Metropolitan-made corner cupboards and cabinets, and those of a later date, employed sophisticated joinery in the form of sliding dovetails, rebates or trenches to enhance carcase rigidity, but often these carcases were simply glued and nailed together. That nailed examples still survive in their thousands is testament enough to the efficiency of their construction.
The flat fronts of the carcases normally consist of mortised and tenoned rectangular frames, with the rails partially visible beneath the cornice and above the bottom moulding. However, with this particular piece, the mouldings are situated right on the upper and lower edges of the door opening. The bottom ‘rail’ is only the height of the shallow moulding and is, in effect, merely a packer, glued to the front of the base board to support the moulding. The top rail is mortised and tenoned into the stiles and again, is only the height of the (cornice) moulding.
I rubbed some 1/2″ and 3/4″ pine boards together for the triangular shelves and the carcase end boards respectively. The cupboard’s elm stiles and sides were bevelled where they meet and rebates were planed in the back edges of the sides which will eventually accommodate the pine backboards. The stiles and sides were rubbed together and then I rubbed two glue blocks-cum-shelf supports into the interior angles of each stile/side assembly.

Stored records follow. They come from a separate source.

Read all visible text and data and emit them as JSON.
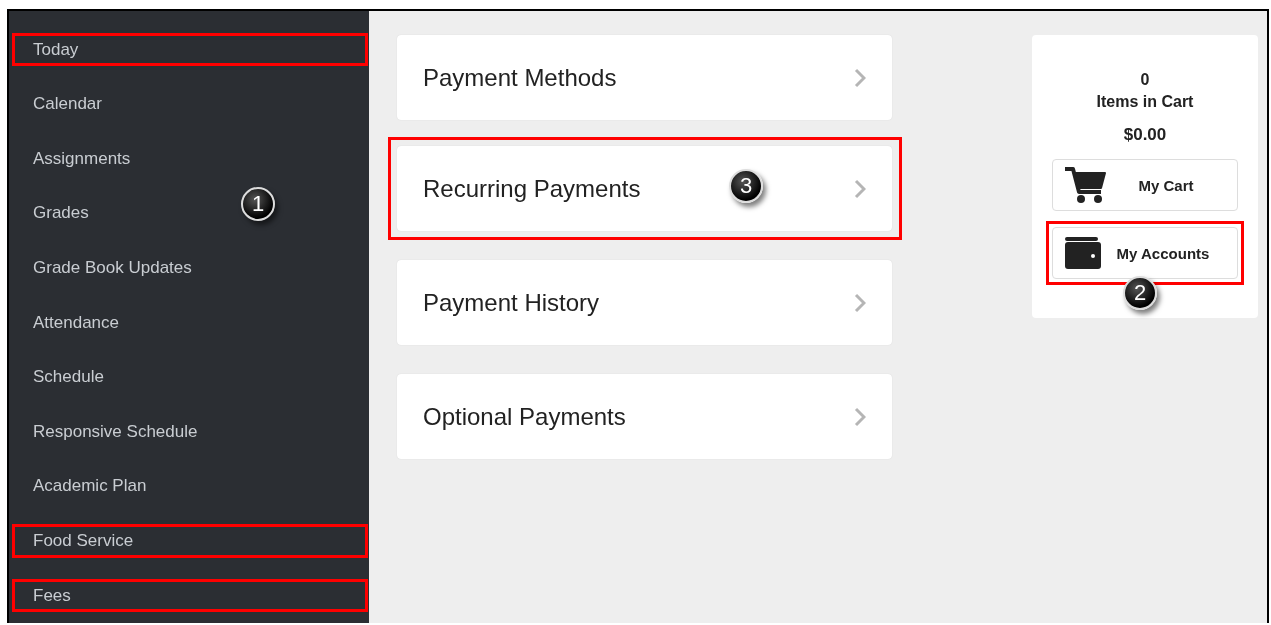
{
  "sidebar": {
    "callout": "1",
    "items": [
      {
        "label": "Today",
        "highlighted": true
      },
      {
        "label": "Calendar",
        "highlighted": false
      },
      {
        "label": "Assignments",
        "highlighted": false
      },
      {
        "label": "Grades",
        "highlighted": false
      },
      {
        "label": "Grade Book Updates",
        "highlighted": false
      },
      {
        "label": "Attendance",
        "highlighted": false
      },
      {
        "label": "Schedule",
        "highlighted": false
      },
      {
        "label": "Responsive Schedule",
        "highlighted": false
      },
      {
        "label": "Academic Plan",
        "highlighted": false
      },
      {
        "label": "Food Service",
        "highlighted": true
      },
      {
        "label": "Fees",
        "highlighted": true
      }
    ]
  },
  "payment_menu": {
    "items": [
      {
        "label": "Payment Methods",
        "highlighted": false
      },
      {
        "label": "Recurring Payments",
        "highlighted": true,
        "callout": "3"
      },
      {
        "label": "Payment History",
        "highlighted": false
      },
      {
        "label": "Optional Payments",
        "highlighted": false
      }
    ]
  },
  "cart": {
    "count": "0",
    "count_label": "Items in Cart",
    "total": "$0.00",
    "buttons": [
      {
        "kind": "cart",
        "label": "My Cart",
        "highlighted": false
      },
      {
        "kind": "wallet",
        "label": "My Accounts",
        "highlighted": true,
        "callout": "2"
      }
    ]
  }
}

The end boards and stile/side assemblies.
I glued the top front rail into the stiles and glued the bottom ‘rail’ to the front of the bottom board. The top and bottom end boards were then glued and nailed to the stile/side assemblies and finally, the backboards were nailed in place.
The backboards nailed to the end boards.
Bevelled pine shelf supports were glued and nailed to the backboards and the shaped shelves were also nailed in place.
The cornice and bottom mouldings were made up and attached to the carcase.